A letter allows itself to be read in solitude and with contemplation. A letter is quiet, slow, analog. The body can be relaxed and unselfconscious when reading a letter. I would say it is generous way to respond to a book were it not that so many poets have told to me that receiving a letter also instills guilt. The assumption that one must write back. Perhaps we would prefer thoughtful public reviews to private individualized responses to our books? Do either alleviate the fear that much of what do is invisible?
“Now we are faced with a present that seems stripped of embodied presence, much less knowledge of the past,” Lauterbach writes in “Phenomenon.” “We seem to be living in a steady stream of nows.” If she’s thinking about the digital experience of time, which I posit she is, I might add that these “nows” lack space, they are virtual and as such do not exist in the physical world. Somewhat like language, with the major difference that the feel of language is the feeling of something that is physically inside of us. Something we can hold and shape with our minds. Something with which we can leave a trace in the physical world, like a book.

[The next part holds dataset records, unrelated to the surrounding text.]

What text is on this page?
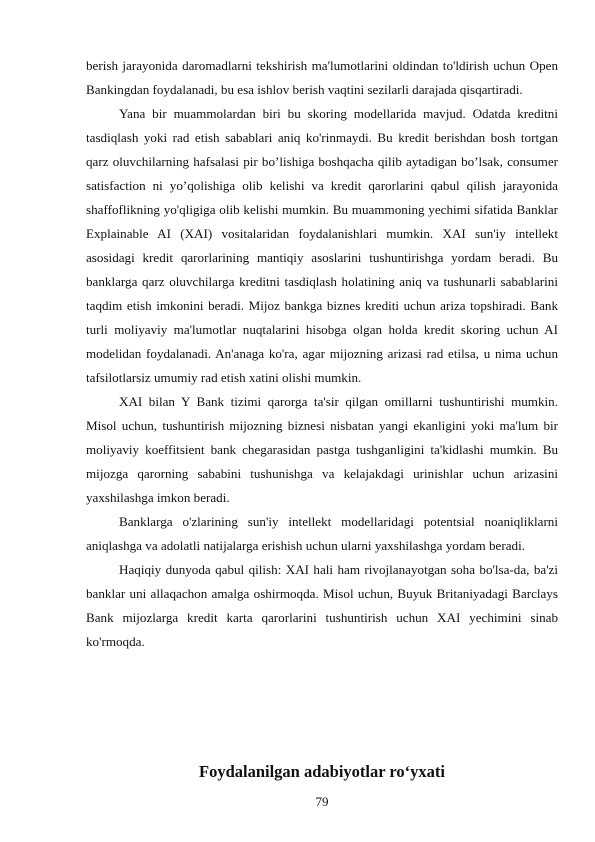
berish jarayonida daromadlarni tekshirish ma'lumotlarini oldindan to'ldirish uchun Open Bankingdan foydalanadi, bu esa ishlov berish vaqtini sezilarli darajada qisqartiradi.

Yana bir muammolardan biri bu skoring modellarida mavjud. Odatda kreditni tasdiqlash yoki rad etish sabablari aniq ko'rinmaydi. Bu kredit berishdan bosh tortgan qarz oluvchilarning hafsalasi pir bo’lishiga boshqacha qilib aytadigan bo’lsak, consumer satisfaction ni yo’qolishiga olib kelishi va kredit qarorlarini qabul qilish jarayonida shaffoflikning yo'qligiga olib kelishi mumkin. Bu muammoning yechimi sifatida Banklar Explainable AI (XAI) vositalaridan foydalanishlari mumkin. XAI sun'iy intellekt asosidagi kredit qarorlarining mantiqiy asoslarini tushuntirishga yordam beradi. Bu banklarga qarz oluvchilarga kreditni tasdiqlash holatining aniq va tushunarli sabablarini taqdim etish imkonini beradi. Mijoz bankga biznes krediti uchun ariza topshiradi. Bank turli moliyaviy ma'lumotlar nuqtalarini hisobga olgan holda kredit skoring uchun AI modelidan foydalanadi. An'anaga ko'ra, agar mijozning arizasi rad etilsa, u nima uchun tafsilotlarsiz umumiy rad etish xatini olishi mumkin.

XAI bilan Y Bank tizimi qarorga ta'sir qilgan omillarni tushuntirishi mumkin. Misol uchun, tushuntirish mijozning biznesi nisbatan yangi ekanligini yoki ma'lum bir moliyaviy koeffitsient bank chegarasidan pastga tushganligini ta'kidlashi mumkin. Bu mijozga qarorning sababini tushunishga va kelajakdagi urinishlar uchun arizasini yaxshilashga imkon beradi.

Banklarga o'zlarining sun'iy intellekt modellaridagi potentsial noaniqliklarni aniqlashga va adolatli natijalarga erishish uchun ularni yaxshilashga yordam beradi.

Haqiqiy dunyoda qabul qilish: XAI hali ham rivojlanayotgan soha bo'lsa-da, ba'zi banklar uni allaqachon amalga oshirmoqda. Misol uchun, Buyuk Britaniyadagi Barclays Bank mijozlarga kredit karta qarorlarini tushuntirish uchun XAI yechimini sinab ko'rmoqda.

Foydalanilgan adabiyotlar ro‘yxati
79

Though after we’re gone our books may be “tossed into the trash,” might they not just as likely be opened and read?
The panic of allowing myself to think: Ann could be close to death. As are so many poets without whose work I would not have been able to imagine my own. I could make a list, but that would be a macabre exercise and likely danger courting. Let’s just say that there are more than I can calmly contemplate. The panic is real. But it does not wholly stem from the ongoing need to accessand to talk to these poets—however desirable and pleasurable that would certainly be. As a source of the panic that is a mistake. “[W]e need to make mistakes; it’s the way of evolution,” Lauterbach writes in “Sublime, Full.” The panic stems, rather, from a ground of long contentedness in knowing that poets such as Lauterbach are sharing the planet with me in this particular “now,” and that the “embodied presence” of their minds and work have made the world habitable. I feel bereft at the thought of what’s lost when a poet’s hard-acquired experience and intellectual energy returns to ground.
There is also the responsibility. Poets I have known and know who were born in the 1930s and 40s have a high serious sense of vocation. They embraced Pound’s notion of the poet’s art as the work of a lifetime. Over the years, when I have cast my eyes up ahead, they have inspired and set a bar. A welcome challenge. At the end of Spell, Lauterbach includes two pages of definitions of her title. One from the 1620s reads: “a turn of work in place of another,” which evolved to mean a continuous line of work, “where one man or crew regularly ‘spelled’ another.” I ask myself, am I ready to “spell” such poets at their level when the time comes for them to leave off their labors?